@anvia/fastembed
Local FastEmbed embedding models for Anvia.
@anvia/fastembed runs embedding models locally using ONNX runtime via the FastEmbed library. No API calls, no network latency, no per-token costs. Use it when you want embeddings computed entirely on your machine or CI server.
Install
pnpm add @anvia/fastembedFastEmbed (fastembed) is a transitive dependency. Models are downloaded and cached on first use.
Quick Start
import { createFastEmbedEmbeddingModel } from "@anvia/fastembed";
const model = await createFastEmbedEmbeddingModel();
const embeddings = await model.embedTexts([
"Anvia is a TypeScript AI agent framework.",
"Agents can use tools and maintain conversation history.",
]);
console.log(embeddings[0].vector.length); // 384 (for BGESmallENV15)The create call downloads and initializes the model on first run. Subsequent calls use the cached model.
Configuration
type FastEmbedEmbeddingModelOptions = {
model?: FastEmbedEmbeddingModelName; // model name
maxBatchSize?: number; // texts per batch (default: 256)
initOptions?: {
executionProviders?: ExecutionProvider[]; // ONNX runtime providers
maxLength?: number; // max token length
cacheDir?: string; // model cache directory
showDownloadProgress?: boolean; // download progress bar
modelName?: string; // custom model name
};
};// Custom model
const model = await createFastEmbedEmbeddingModel({
model: "BAAI/bge-base-en-v1.5",
maxBatchSize: 128,
});
// Custom cache directory
const model = await createFastEmbedEmbeddingModel({
initOptions: { cacheDir: "./models", showDownloadProgress: true },
});Available Models
The default model is BAAI/bge-small-en-v1.5 (384 dimensions, fast).
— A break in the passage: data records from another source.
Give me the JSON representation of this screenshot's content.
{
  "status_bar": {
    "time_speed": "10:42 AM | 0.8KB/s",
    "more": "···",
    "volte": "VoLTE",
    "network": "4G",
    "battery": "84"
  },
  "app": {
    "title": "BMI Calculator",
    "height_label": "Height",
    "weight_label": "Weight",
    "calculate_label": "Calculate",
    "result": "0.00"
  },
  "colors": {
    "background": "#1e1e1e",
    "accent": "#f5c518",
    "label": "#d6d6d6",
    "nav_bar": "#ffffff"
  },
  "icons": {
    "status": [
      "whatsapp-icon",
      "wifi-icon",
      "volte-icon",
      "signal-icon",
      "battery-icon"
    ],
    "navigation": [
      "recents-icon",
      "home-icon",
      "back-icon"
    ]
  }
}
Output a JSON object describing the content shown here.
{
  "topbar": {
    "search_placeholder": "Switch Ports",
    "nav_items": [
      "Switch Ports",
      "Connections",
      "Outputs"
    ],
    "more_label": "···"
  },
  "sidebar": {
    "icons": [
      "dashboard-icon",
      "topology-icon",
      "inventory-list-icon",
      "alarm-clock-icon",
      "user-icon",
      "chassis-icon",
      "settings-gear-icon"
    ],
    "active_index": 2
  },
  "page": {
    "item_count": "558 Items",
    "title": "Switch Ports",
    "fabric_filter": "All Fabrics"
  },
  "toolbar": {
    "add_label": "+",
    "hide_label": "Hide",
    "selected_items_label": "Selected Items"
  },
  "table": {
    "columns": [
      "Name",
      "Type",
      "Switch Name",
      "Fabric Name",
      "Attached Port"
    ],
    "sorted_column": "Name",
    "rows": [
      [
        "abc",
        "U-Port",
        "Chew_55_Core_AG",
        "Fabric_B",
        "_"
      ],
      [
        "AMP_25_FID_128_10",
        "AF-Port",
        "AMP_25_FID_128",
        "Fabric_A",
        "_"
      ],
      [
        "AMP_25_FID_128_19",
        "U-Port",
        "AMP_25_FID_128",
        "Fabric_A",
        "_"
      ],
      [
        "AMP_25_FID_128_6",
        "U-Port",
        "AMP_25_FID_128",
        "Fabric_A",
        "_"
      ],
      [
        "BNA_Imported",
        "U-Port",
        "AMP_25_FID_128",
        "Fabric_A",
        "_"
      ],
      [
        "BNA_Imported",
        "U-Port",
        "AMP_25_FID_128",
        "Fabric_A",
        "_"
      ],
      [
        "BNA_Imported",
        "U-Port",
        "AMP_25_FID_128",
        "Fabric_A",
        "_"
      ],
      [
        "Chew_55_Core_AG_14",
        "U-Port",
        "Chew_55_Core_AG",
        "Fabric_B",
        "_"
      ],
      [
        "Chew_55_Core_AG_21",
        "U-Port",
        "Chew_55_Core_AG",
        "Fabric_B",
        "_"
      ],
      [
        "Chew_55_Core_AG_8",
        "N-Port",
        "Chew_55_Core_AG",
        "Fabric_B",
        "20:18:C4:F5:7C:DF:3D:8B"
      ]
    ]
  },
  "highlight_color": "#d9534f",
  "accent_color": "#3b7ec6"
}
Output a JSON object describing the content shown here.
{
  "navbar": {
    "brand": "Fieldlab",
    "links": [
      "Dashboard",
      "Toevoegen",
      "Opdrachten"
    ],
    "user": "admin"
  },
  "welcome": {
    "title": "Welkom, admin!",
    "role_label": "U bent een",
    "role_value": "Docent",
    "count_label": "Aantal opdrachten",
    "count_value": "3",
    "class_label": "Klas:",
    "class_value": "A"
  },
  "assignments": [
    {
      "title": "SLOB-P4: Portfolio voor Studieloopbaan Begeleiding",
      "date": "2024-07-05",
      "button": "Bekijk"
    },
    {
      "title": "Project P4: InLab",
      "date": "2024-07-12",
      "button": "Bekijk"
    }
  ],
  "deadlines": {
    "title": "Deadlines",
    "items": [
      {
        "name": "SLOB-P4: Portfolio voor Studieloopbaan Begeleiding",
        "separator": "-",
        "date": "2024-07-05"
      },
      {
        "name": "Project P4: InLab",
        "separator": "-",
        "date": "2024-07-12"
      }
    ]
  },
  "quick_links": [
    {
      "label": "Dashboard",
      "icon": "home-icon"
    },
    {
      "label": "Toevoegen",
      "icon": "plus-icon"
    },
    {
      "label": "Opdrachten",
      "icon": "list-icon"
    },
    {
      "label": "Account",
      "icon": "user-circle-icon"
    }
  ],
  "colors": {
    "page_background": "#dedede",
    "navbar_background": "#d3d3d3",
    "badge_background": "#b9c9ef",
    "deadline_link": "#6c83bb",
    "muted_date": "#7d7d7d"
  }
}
Other options depend on the FastEmbed version. Check the FastEmbed documentation for the full list of supported models.
When to Use Local Embeddings
| Scenario | Recommendation |
|---|---|
| Development and testing | FastEmbed (no API key needed) |
| CI/CD pipelines | FastEmbed (no network dependency) |
| Privacy-sensitive data | FastEmbed (data stays local) |
| High throughput production | Provider embeddings (dedicated infrastructure) |
| Large model quality | Provider embeddings (bigger models available) |
Using with Vector Stores
import { createFastEmbedEmbeddingModel } from "@anvia/fastembed";
import { ChromaVectorStore } from "@anvia/chroma";
const model = await createFastEmbedEmbeddingModel();
const store = await ChromaVectorStore.connect({ collectionName: "docs" });
// Create an index for searching
const index = store.index(model);
const results = await index.search({ query: "How do agents work?", topK: 5 });Error Handling
- Throws if the model download fails (network issues on first run)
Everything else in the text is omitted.